GWA exploit with WP?

Easy – do not use GWA.

Yeh, i know but I mean If people use GWA and browse photomatt.net for example while they are logged in, They might be logged in as PhotoMatt instead of their real username.

Yes, that’s one solution, but only a partial one. If, as the article says, it’s allowing people to post whatever using some other username other than their own the possibilities for comment and MB spam become somewhat more serious to site owners.

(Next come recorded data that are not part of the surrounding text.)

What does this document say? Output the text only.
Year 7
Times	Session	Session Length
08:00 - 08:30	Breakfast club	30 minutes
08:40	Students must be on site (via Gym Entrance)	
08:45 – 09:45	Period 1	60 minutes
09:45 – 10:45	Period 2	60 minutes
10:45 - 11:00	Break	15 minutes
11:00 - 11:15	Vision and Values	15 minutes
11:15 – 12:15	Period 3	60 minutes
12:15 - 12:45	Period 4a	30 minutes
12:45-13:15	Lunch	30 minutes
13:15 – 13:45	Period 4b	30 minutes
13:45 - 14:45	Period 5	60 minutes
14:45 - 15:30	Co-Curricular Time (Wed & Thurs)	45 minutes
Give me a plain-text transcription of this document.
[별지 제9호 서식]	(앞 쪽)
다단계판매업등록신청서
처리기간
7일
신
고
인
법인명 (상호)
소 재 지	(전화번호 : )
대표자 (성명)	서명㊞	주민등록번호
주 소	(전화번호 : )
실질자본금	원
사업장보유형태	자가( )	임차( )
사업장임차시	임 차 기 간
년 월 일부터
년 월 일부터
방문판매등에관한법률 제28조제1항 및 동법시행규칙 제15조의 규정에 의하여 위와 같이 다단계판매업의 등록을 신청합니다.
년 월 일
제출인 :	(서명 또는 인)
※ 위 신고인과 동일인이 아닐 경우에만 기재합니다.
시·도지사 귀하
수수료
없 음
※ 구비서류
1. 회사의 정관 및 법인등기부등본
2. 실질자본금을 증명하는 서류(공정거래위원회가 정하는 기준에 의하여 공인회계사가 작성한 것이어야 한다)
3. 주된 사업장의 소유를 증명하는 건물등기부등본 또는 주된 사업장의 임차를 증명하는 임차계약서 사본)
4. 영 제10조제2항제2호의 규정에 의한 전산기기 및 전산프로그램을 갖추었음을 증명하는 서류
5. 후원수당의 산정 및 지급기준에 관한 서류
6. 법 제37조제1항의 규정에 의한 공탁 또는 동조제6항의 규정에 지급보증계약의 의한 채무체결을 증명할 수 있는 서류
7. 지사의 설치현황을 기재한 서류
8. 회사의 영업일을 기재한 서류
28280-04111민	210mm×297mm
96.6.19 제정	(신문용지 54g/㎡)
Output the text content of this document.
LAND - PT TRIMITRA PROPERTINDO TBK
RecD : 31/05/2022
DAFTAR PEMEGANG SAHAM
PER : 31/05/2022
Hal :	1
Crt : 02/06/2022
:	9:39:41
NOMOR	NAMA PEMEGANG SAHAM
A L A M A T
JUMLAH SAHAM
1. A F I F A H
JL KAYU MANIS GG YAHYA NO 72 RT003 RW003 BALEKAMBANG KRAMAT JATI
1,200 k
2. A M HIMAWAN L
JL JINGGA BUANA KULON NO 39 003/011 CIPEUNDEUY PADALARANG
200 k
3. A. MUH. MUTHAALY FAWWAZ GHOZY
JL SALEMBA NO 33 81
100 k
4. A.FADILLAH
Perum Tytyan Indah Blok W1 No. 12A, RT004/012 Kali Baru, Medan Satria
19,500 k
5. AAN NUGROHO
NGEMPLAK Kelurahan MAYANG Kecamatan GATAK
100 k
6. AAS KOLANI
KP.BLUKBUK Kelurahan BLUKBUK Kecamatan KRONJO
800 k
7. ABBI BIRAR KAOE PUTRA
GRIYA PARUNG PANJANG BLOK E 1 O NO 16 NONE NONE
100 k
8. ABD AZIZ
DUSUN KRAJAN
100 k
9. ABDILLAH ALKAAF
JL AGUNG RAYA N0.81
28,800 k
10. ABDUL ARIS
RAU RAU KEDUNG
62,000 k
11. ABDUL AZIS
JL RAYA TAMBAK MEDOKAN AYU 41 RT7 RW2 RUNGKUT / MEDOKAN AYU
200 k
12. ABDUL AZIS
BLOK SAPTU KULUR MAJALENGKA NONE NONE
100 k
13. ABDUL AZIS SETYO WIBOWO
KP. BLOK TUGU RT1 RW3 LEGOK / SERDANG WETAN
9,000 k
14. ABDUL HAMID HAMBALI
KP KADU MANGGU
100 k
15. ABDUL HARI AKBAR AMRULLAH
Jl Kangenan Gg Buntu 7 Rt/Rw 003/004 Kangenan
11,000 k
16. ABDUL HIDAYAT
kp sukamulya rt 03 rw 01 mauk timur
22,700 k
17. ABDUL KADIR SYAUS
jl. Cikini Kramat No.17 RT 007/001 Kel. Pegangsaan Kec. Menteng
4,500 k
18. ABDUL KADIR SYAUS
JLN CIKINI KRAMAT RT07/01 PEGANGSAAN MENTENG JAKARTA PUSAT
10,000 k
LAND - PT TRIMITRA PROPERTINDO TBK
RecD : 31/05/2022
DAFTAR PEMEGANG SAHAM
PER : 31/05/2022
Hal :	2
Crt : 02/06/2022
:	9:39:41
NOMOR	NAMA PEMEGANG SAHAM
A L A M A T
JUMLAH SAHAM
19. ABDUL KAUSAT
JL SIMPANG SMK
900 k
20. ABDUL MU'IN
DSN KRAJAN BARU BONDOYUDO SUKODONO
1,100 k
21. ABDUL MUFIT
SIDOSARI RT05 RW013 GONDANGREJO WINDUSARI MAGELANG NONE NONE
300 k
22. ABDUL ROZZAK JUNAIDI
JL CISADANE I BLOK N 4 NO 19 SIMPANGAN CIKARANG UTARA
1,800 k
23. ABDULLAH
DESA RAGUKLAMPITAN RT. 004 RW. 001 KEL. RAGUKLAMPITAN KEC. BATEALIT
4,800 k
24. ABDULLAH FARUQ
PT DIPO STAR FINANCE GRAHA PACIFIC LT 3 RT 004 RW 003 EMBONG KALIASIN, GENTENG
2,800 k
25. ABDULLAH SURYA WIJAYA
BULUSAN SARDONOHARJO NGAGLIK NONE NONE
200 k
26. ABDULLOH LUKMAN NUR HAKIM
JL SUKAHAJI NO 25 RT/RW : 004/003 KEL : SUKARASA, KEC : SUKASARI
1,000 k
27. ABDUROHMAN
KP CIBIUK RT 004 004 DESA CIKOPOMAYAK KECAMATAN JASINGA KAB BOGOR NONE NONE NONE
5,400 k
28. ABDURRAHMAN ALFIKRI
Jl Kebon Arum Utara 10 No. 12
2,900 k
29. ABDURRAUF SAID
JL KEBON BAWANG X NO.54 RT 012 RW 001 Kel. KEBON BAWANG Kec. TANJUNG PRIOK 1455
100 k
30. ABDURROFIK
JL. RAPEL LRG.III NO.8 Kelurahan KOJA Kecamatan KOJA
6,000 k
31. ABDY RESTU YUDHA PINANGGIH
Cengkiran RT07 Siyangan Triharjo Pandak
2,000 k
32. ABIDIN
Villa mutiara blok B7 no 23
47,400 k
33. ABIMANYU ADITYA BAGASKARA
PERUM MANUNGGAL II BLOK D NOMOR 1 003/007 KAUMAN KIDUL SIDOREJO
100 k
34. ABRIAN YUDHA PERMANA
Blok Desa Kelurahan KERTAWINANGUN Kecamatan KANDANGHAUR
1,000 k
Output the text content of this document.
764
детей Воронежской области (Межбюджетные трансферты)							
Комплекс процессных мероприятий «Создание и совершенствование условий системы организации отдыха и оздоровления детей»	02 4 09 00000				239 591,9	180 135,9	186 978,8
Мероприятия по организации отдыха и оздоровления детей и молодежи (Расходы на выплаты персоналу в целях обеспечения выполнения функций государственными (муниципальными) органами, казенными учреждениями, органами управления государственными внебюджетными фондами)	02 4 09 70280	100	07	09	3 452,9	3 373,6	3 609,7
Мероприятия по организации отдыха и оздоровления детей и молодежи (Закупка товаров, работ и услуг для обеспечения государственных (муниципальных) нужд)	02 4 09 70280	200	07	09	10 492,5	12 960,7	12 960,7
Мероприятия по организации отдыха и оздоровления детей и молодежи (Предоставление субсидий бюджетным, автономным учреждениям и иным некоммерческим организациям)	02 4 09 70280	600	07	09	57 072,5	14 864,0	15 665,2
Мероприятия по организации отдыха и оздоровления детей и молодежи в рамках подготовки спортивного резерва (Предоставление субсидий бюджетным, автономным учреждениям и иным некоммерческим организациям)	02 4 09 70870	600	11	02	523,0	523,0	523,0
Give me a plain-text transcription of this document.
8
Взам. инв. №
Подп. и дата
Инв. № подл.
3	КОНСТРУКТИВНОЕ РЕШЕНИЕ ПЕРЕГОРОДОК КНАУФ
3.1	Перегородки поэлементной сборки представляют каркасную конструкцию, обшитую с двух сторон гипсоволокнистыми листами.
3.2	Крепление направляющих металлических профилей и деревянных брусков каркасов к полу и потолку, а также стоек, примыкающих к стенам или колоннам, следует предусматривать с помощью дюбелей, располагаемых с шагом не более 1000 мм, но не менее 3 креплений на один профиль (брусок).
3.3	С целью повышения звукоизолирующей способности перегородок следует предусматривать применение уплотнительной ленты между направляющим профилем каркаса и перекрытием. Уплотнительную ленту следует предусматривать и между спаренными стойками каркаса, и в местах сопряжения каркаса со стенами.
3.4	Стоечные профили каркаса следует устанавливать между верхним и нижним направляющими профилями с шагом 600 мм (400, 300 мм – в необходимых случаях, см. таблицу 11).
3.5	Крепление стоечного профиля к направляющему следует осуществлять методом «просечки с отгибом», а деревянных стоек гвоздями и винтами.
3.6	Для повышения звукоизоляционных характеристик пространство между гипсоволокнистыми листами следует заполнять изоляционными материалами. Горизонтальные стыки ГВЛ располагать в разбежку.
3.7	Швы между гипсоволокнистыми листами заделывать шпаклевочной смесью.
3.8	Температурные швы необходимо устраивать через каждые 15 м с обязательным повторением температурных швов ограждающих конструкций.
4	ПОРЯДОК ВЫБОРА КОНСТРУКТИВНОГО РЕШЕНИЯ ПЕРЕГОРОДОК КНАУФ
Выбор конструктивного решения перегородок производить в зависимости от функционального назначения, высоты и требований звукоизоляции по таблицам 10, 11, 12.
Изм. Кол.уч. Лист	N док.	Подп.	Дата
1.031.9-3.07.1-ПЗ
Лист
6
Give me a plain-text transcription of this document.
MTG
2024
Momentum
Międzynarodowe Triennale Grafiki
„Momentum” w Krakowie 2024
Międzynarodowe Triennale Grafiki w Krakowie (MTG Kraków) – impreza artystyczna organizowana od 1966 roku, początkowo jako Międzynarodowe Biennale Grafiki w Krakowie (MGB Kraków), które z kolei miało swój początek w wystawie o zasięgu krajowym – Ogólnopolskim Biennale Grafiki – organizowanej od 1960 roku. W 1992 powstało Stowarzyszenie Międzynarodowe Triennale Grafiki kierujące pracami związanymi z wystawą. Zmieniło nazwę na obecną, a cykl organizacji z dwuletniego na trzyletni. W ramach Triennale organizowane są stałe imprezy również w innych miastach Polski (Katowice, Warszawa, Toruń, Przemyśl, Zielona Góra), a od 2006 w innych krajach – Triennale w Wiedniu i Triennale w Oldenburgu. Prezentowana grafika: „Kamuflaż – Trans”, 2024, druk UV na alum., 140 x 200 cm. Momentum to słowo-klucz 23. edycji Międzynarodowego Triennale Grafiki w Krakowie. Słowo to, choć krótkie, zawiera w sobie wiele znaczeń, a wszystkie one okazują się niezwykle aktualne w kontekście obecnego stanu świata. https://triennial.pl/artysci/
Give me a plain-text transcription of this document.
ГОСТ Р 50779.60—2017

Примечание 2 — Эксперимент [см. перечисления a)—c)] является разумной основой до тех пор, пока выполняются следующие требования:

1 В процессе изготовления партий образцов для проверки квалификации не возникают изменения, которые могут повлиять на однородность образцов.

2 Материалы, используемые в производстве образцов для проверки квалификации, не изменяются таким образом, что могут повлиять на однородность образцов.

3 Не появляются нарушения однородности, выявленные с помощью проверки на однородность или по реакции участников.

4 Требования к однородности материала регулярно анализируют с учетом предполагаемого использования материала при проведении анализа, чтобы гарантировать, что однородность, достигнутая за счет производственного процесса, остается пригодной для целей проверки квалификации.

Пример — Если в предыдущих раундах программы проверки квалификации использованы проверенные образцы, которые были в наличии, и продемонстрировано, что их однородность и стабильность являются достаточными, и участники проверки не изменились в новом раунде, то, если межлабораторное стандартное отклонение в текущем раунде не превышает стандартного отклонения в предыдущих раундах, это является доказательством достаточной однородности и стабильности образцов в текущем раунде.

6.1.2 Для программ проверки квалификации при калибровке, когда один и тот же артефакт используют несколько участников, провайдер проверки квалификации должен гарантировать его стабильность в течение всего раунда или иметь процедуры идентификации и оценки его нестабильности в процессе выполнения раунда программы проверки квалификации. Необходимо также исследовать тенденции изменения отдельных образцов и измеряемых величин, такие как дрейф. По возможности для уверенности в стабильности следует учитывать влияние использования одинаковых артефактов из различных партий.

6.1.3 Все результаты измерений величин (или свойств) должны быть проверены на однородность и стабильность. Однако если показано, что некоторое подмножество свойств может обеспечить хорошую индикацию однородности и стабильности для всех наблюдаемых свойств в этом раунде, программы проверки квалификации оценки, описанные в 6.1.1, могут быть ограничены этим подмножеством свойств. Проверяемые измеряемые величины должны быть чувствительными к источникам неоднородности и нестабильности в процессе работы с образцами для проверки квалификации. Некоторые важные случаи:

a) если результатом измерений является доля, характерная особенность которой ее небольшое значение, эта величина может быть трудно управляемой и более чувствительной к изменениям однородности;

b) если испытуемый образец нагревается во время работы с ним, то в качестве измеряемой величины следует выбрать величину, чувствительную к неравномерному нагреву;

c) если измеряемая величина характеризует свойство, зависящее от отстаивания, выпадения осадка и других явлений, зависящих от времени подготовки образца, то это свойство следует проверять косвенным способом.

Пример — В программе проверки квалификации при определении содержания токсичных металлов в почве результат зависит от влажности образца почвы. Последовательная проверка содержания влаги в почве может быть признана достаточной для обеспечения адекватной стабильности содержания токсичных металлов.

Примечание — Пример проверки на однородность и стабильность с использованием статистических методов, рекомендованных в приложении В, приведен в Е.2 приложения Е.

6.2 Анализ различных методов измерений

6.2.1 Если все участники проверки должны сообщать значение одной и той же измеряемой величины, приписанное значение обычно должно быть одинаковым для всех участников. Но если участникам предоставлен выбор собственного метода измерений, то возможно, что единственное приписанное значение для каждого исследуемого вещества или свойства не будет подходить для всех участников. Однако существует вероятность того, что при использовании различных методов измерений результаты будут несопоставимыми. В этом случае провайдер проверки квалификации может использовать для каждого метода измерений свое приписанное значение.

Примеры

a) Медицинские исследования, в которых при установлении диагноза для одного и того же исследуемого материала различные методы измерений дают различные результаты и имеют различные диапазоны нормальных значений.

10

There is a fix posted, but that’s to block the IP of the google proxy that’s serving the GWA. Somehow that doesn’t seem appetizing, since it’s punishing the people who will not misuse the GWA. Apparently there’s also some changing of webcontent being served via the proxy going on as well (can we say AutoLinks Part 2?)

There are other issues- people using the accelerator, if they mouseover an ad on YOUR site, or a shopping cart button, it seems to be registering as a click even if the mousebutton is not used. What’s that doing to those of you who serve ppc ads??? It’s also screwing up the google adserver, and ignoring robots.txt. More here:

https://fantomaster.com/fantomNews/archives/2005/05/05/the-google-web-accelerator-fiasco/
https://www.threadwatch.org/node/2450#comment-14611
https://fantomaster.com/fantomNews/archives/2005/05/04/google-the-coming-out-of-a-datascraper-spook/
https://blog.searchenginewatch.com/blog/050504-145307

So “Easy” becomes not so easy. Iit affects you if you have a site, even if you don’t use the GWA. Let’s face it, most, if not all, of the people on this support board have a site.

Feel free to voice your concerns with this issue here:
https://www.oag.state.ny.us/online_forms/complaint_misc.jsp

Okay …. I will NEVER use this GWA crap.
That’s not at all ever, even to test.

So if I don’t use it, how is someone going to get MY login details / passwords etc given that google NEVER sees it ? If I do not put my details into that system, then my details cannot be got OUT of that system can they ?

Ads are another thing entirely – if you are talking exploits that does not cover your adsense cash being screwed up.

from what i have read, you only get to see a cached version of what another user sees, but you cannot do anything with that.

would be just like having a picture of the admin interface. they cannot do anything with that.

The problem with the cached picture (assuming that’s what the deal really is – and there’s a fair amount of conjecture that the real deal is something else entirely) lies in the fact that login info may appear in that cached picture. Presumably the password wouldn’t show as text, but even so, it’s a security issue.